Do you know how certain memories are filled with a type of un-categorizable emotion? Like a song in the background, but felt rather than heard? Something that marks that memory in such a way that it provides a special & unique marker? Almost like you could identify the memory just by the feeling it provides.
I used to have that only for memories of my youth; getting ready for one of my parents parties and listening to the talking heads, or playing with my transformers, or countless other childhood memories.
It's a special gift that I now have for most, if not all, of Josh's life. I watch the slideshow and relive Josh's first days. My utter fear both for him and of him. My fear that both of these children living in the NICU at a bajillion dollars a day was going to bankrupt us.
It takes me longer than Sandy to really bond with my children. I loved them all from the start, but there's the love of one's new baby (or babies) and then there's the love of a parent for their child. Sandy seems to make this transition immediately, which terrified me because God, am I such a terrible person? Josh needed more from his parents than any other child I've known, and he's my child. How is it that Sandy seems to be so in love with this child from the start, and what I'm mainly feeling is trepidation?
But here's the secret: A child with special needs is an amazing gift. Every tiny, insignificant accomplishment of theirs makes you squeal with joy. I can't begin to explain the joy I felt at his first real big smile. I thank God that is on video, and I can watch it whenever I want.
I want to share a couple of my memories of Josh with you all -- maybe we can relive some of his life together.
When Christy, Sandy's sister, first saw Josh laying there in his little bed (was it the incubator or the warmer bed? I don't know anymore) her eyes welled up with tears and she brought her hand to her mouth as she said "He's precious". I love her for that. It makes me cry just thinking of it, and I will always hold this memory close to my heart.
That's the thing: If I had only known how beautiful he was at that moment, much of Josh's earlier days would have been so much easier for me. Sandy always talks about how cute his ears were. How she loved that one was decidedly heart shaped. I couldn't see that beauty when he was born, although I saw it later and ache for it now. If I ever get a chance to speak with a family who've just had a CHARGE baby (or anything else), I will do my absolute best to show them just how beautiful that child is.
When we starting talking about the possiblity of Josh's homecoming, I had the idea to make Eddie Money's "Take Me Home Tonight" the soundtrack of his trip home. I can't hear that song without thinking of the drive home with Josh & Sandy in the back seat with the stereo blasting. Josh was finally coming home to sleep in his room and meet Java. It's kinda funny now to think of it, but Java really didn't seem to care too much for yet another baby living with us. I love Java, but man she is dumb sometimes.
One of my main motivations for writing this entry is to help me remember Josh. I remember the day after Josh died, Sandy and I were sitting on the floor in our kitchen crying and talking about him. I told her I was afraid of forgetting him -- his smell, his mannerisms, his face. I've already forgotten his smell, and it's like an aftershock of his death. For a long time I would hunt around the house smelling stuff just to try to find him again, but its gone.

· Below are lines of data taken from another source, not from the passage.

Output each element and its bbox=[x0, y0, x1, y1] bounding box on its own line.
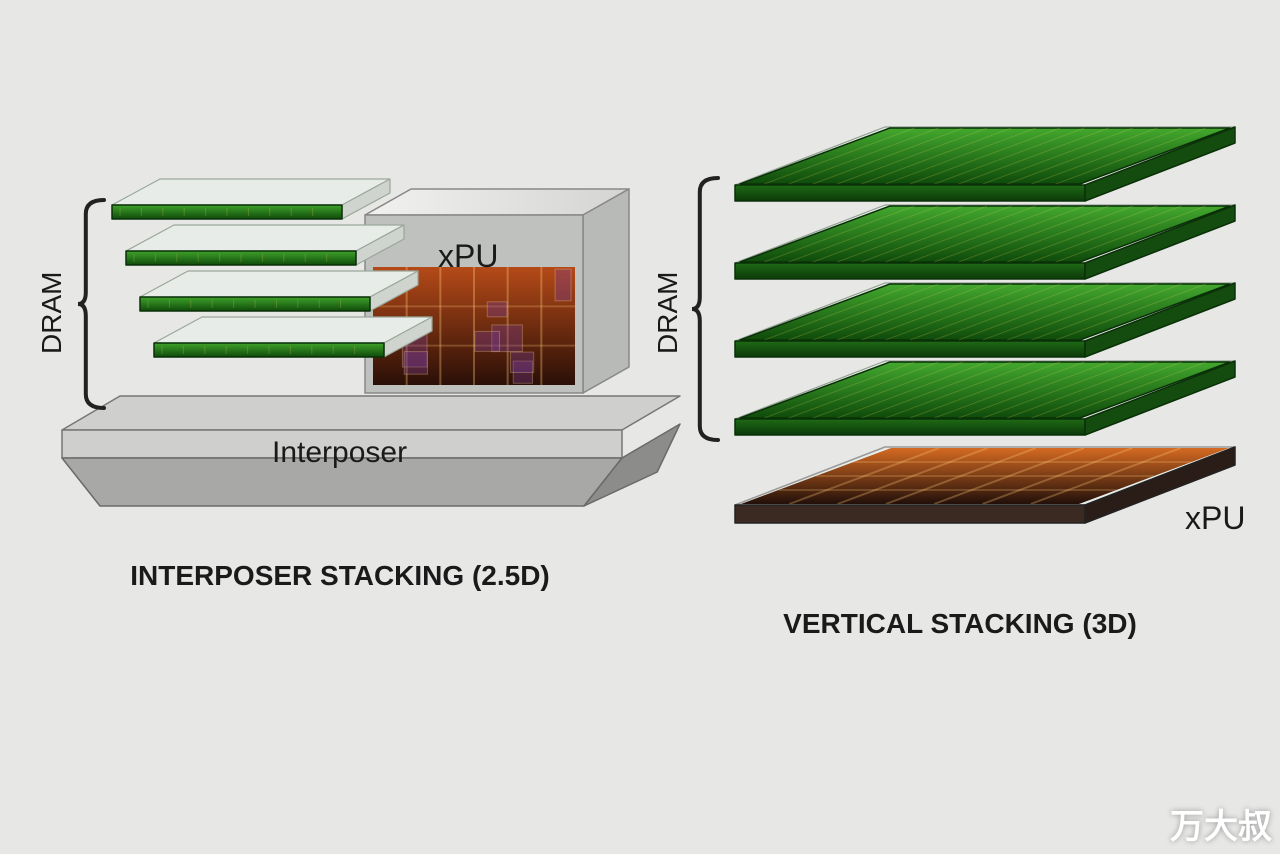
right-caption: VERTICAL STACKING (3D) bbox=[700, 608, 1220, 640]
watermark: 万大叔 bbox=[1170, 799, 1272, 848]
right-xpu-label: xPU bbox=[1185, 500, 1245, 537]
interposer-label: Interposer bbox=[272, 436, 407, 470]
right-dram-label: DRAM bbox=[652, 238, 684, 388]
right-xpu-die bbox=[735, 447, 1235, 523]
diagram-svg bbox=[0, 0, 1280, 854]
right-dram-stack bbox=[735, 127, 1235, 435]
left-caption: INTERPOSER STACKING (2.5D) bbox=[60, 560, 620, 592]
left-xpu-label: xPU bbox=[438, 238, 498, 275]
diagram-canvas: DRAM xPU Interposer INTERPOSER STACKING … bbox=[0, 0, 1280, 854]
left-dram-label: DRAM bbox=[36, 238, 68, 388]
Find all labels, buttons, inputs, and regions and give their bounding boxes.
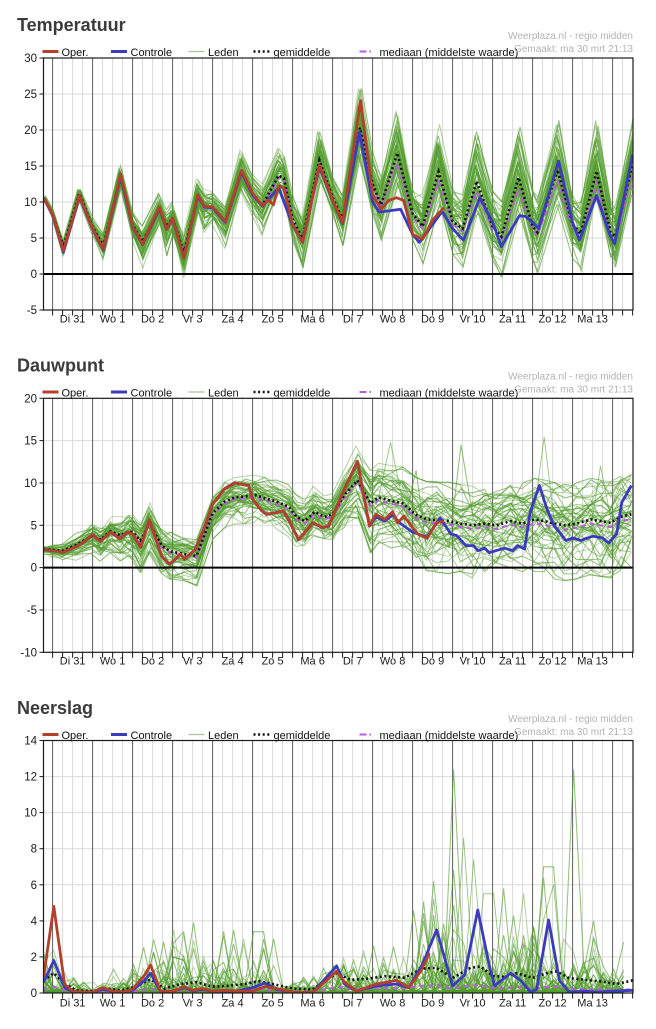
svg-text:Di 7: Di 7 bbox=[343, 656, 363, 668]
svg-text:Ma 6: Ma 6 bbox=[300, 656, 324, 668]
svg-text:6: 6 bbox=[31, 880, 37, 892]
svg-text:Ma 13: Ma 13 bbox=[577, 314, 608, 326]
svg-text:Wo 8: Wo 8 bbox=[380, 998, 405, 1010]
svg-text:Zo 5: Zo 5 bbox=[262, 656, 284, 668]
svg-text:Wo 1: Wo 1 bbox=[100, 314, 125, 326]
svg-text:10: 10 bbox=[24, 808, 37, 820]
svg-text:Za 11: Za 11 bbox=[499, 998, 526, 1010]
svg-text:Oper.: Oper. bbox=[62, 388, 89, 400]
svg-text:Gemaakt: ma 30 mrt 21:13: Gemaakt: ma 30 mrt 21:13 bbox=[514, 44, 633, 55]
svg-text:Di 31: Di 31 bbox=[60, 998, 86, 1010]
svg-text:Zo 12: Zo 12 bbox=[539, 656, 567, 668]
svg-text:Controle: Controle bbox=[131, 47, 173, 59]
svg-text:-10: -10 bbox=[20, 647, 37, 659]
svg-text:gemiddelde: gemiddelde bbox=[274, 47, 331, 59]
svg-text:Leden: Leden bbox=[208, 730, 239, 742]
svg-text:Ma 6: Ma 6 bbox=[300, 314, 324, 326]
svg-text:14: 14 bbox=[24, 736, 37, 748]
svg-text:Wo 8: Wo 8 bbox=[380, 314, 405, 326]
svg-text:Oper.: Oper. bbox=[62, 47, 89, 59]
svg-text:15: 15 bbox=[24, 161, 37, 173]
svg-text:Oper.: Oper. bbox=[62, 730, 89, 742]
svg-text:Vr 3: Vr 3 bbox=[183, 998, 203, 1010]
svg-text:Vr 3: Vr 3 bbox=[183, 314, 203, 326]
svg-text:Wo 1: Wo 1 bbox=[100, 998, 125, 1010]
svg-text:Vr 10: Vr 10 bbox=[460, 998, 486, 1010]
svg-text:Gemaakt: ma 30 mrt 21:13: Gemaakt: ma 30 mrt 21:13 bbox=[514, 727, 633, 738]
svg-text:Vr 3: Vr 3 bbox=[183, 656, 203, 668]
svg-text:Controle: Controle bbox=[131, 388, 173, 400]
svg-text:12: 12 bbox=[24, 772, 37, 784]
svg-text:Leden: Leden bbox=[208, 47, 239, 59]
svg-text:-5: -5 bbox=[27, 305, 37, 317]
svg-text:Wo 1: Wo 1 bbox=[100, 656, 125, 668]
svg-text:Temperatuur: Temperatuur bbox=[17, 15, 126, 35]
svg-text:Weerplaza.nl - regio midden: Weerplaza.nl - regio midden bbox=[508, 31, 633, 42]
svg-text:4: 4 bbox=[31, 916, 38, 928]
svg-text:Za 11: Za 11 bbox=[499, 314, 526, 326]
svg-text:Do 9: Do 9 bbox=[421, 998, 444, 1010]
svg-text:Ma 13: Ma 13 bbox=[577, 998, 608, 1010]
svg-text:Do 2: Do 2 bbox=[141, 656, 164, 668]
svg-text:10: 10 bbox=[24, 197, 37, 209]
svg-text:Do 9: Do 9 bbox=[421, 656, 444, 668]
svg-text:25: 25 bbox=[24, 89, 37, 101]
svg-text:gemiddelde: gemiddelde bbox=[274, 730, 331, 742]
svg-text:Di 31: Di 31 bbox=[60, 314, 86, 326]
svg-text:Do 9: Do 9 bbox=[421, 314, 444, 326]
svg-text:gemiddelde: gemiddelde bbox=[274, 388, 331, 400]
svg-text:Zo 12: Zo 12 bbox=[539, 314, 567, 326]
svg-text:Ma 6: Ma 6 bbox=[300, 998, 324, 1010]
svg-text:20: 20 bbox=[24, 125, 37, 137]
svg-text:mediaan (middelste waarde): mediaan (middelste waarde) bbox=[380, 730, 519, 742]
svg-text:Ma 13: Ma 13 bbox=[577, 656, 608, 668]
svg-text:Wo 8: Wo 8 bbox=[380, 656, 405, 668]
svg-text:Do 2: Do 2 bbox=[141, 314, 164, 326]
svg-text:30: 30 bbox=[24, 53, 37, 65]
svg-text:Za 4: Za 4 bbox=[222, 314, 244, 326]
svg-text:Controle: Controle bbox=[131, 730, 173, 742]
svg-text:-5: -5 bbox=[27, 605, 37, 617]
svg-text:Za 4: Za 4 bbox=[222, 656, 244, 668]
svg-text:0: 0 bbox=[31, 269, 37, 281]
svg-text:Di 7: Di 7 bbox=[343, 998, 363, 1010]
svg-text:20: 20 bbox=[24, 393, 37, 405]
svg-text:10: 10 bbox=[24, 478, 37, 490]
svg-text:5: 5 bbox=[31, 233, 37, 245]
svg-text:mediaan (middelste waarde): mediaan (middelste waarde) bbox=[380, 47, 519, 59]
svg-text:Di 31: Di 31 bbox=[60, 656, 86, 668]
svg-text:Za 11: Za 11 bbox=[499, 656, 526, 668]
svg-text:Zo 5: Zo 5 bbox=[262, 998, 284, 1010]
svg-text:2: 2 bbox=[31, 952, 37, 964]
svg-text:Do 2: Do 2 bbox=[141, 998, 164, 1010]
svg-text:Vr 10: Vr 10 bbox=[460, 656, 486, 668]
svg-text:Vr 10: Vr 10 bbox=[460, 314, 486, 326]
svg-text:5: 5 bbox=[31, 520, 37, 532]
svg-text:Zo 5: Zo 5 bbox=[262, 314, 284, 326]
svg-text:Zo 12: Zo 12 bbox=[539, 998, 567, 1010]
svg-text:Leden: Leden bbox=[208, 388, 239, 400]
svg-text:Za 4: Za 4 bbox=[222, 998, 244, 1010]
svg-text:Weerplaza.nl - regio midden: Weerplaza.nl - regio midden bbox=[508, 372, 633, 383]
svg-text:0: 0 bbox=[31, 988, 37, 1000]
svg-text:mediaan (middelste waarde): mediaan (middelste waarde) bbox=[380, 388, 519, 400]
svg-text:Weerplaza.nl - regio midden: Weerplaza.nl - regio midden bbox=[508, 714, 633, 725]
svg-text:15: 15 bbox=[24, 436, 37, 448]
svg-text:Neerslag: Neerslag bbox=[17, 698, 93, 718]
svg-text:8: 8 bbox=[31, 844, 37, 856]
svg-text:Dauwpunt: Dauwpunt bbox=[17, 356, 104, 376]
svg-text:Di 7: Di 7 bbox=[343, 314, 363, 326]
svg-text:0: 0 bbox=[31, 563, 37, 575]
svg-text:Gemaakt: ma 30 mrt 21:13: Gemaakt: ma 30 mrt 21:13 bbox=[514, 385, 633, 396]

Again, our diligence in documenting his life with video & pictures is a blessing. I never have to forget his face or the way he moved. I never have to forget his cough (oddly important to me), and I never have to forget how I used to gently stroke his head.
I hope above all that I always remember the things Josh taught me. Of utmost importance is this: Love really does overcome all. I still feel Josh's love in my life; I only hope I'm able to direct mine with enough focus to reach back to him.
I'll do another one of these in the future. There's so much more to Josh's story.